Logical Positivism had nonetheless done good work in clearing away the tangle of philosophic argument. Perhaps more could be done? The later Wittgenstein argued that the purpose of philosophy was to clarify issues, to see through the bewitchment of language and demonstrate that conundrums of meaning arose through words being used beyond their proper remit.  In short, rather than immerse ourselves in abstruse theory, we should study language as actually used, by everyday people in everyday situations. Philosophy should not be the final arbiter on use, but more the humble investigator.

J.L. Austin’s How to Do Things with Words was a seminal work, and his approach was extended and systematised by John Searle and others. Meaning is real and includes both what the speaker intended and what he actually said — i.e. the function of a sentence and its internal structure. Speech, moreover, is rule-governed, and we should be able to spell out these rules. Paul Grice concerned himself with differences in intention between the said and the meant, and in analysing conversational situations. Implication was conveyed by general knowledge and shared interest. And an action intended to induce belief would have to a. induce that belief, b. be recognised as such by the hearers, and c. be performed with every intention of being recognised as such.

Intention-based semantic theories are popular and still actively pursued. But they have not entirely succeeded in reducing meaning and psychology to actions and utterances. If meaning is defined as acting so as to induce belief and action in another, theories of meaning must be grounded in non-semantic terms to avoid circularity. It seems doubtful whether this can be done. Individuals act according to beliefs, and the communication of these beliefs eventually and necessarily calls on public beliefs and language.

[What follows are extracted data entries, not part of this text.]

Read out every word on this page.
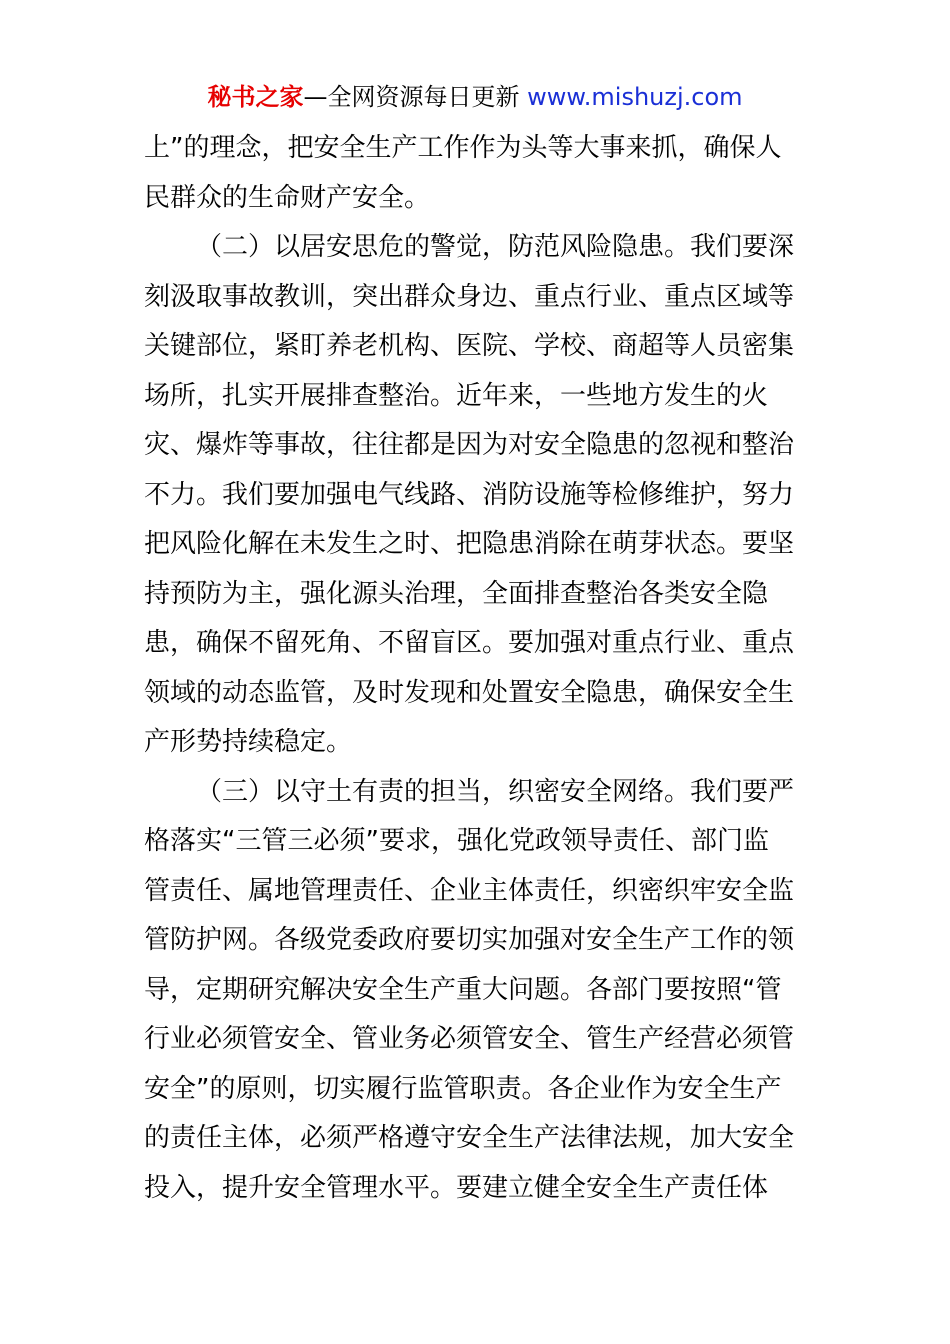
秘书之家—全网资源每日更新 www.mishuzj.com
上”的理念，把安全生产工作作为头等大事来抓，确保人
民群众的生命财产安全。
（二）以居安思危的警觉，防范风险隐患。我们要深
刻汲取事故教训，突出群众身边、重点行业、重点区域等
关键部位，紧盯养老机构、医院、学校、商超等人员密集
场所，扎实开展排查整治。近年来，一些地方发生的火
灾、爆炸等事故，往往都是因为对安全隐患的忽视和整治
不力。我们要加强电气线路、消防设施等检修维护，努力
把风险化解在未发生之时、把隐患消除在萌芽状态。要坚
持预防为主，强化源头治理，全面排查整治各类安全隐
患，确保不留死角、不留盲区。要加强对重点行业、重点
领域的动态监管，及时发现和处置安全隐患，确保安全生
产形势持续稳定。
（三）以守土有责的担当，织密安全网络。我们要严
格落实“三管三必须”要求，强化党政领导责任、部门监
管责任、属地管理责任、企业主体责任，织密织牢安全监
管防护网。各级党委政府要切实加强对安全生产工作的领
导，定期研究解决安全生产重大问题。各部门要按照“管
行业必须管安全、管业务必须管安全、管生产经营必须管
安全”的原则，切实履行监管职责。各企业作为安全生产
的责任主体，必须严格遵守安全生产法律法规，加大安全
投入，提升安全管理水平。要建立健全安全生产责任体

Is there another way of cutting through the tangle of belief and language-dependence? One very influential programme was that of  John Davidson, which made the meaning of the sentence simply its truth conditions. The meaning of a trivially simple example: The moon is round are the conditions that the sentence is true, namely that the moon is indeed round. No more than that. The programme sidesteps troublesome philosophical issues — the mind-body problem, problems of knowledge, deep grammar, social usage — to state facts in a logically-transparent language, but most philosophers expect more of  a theory of meaning.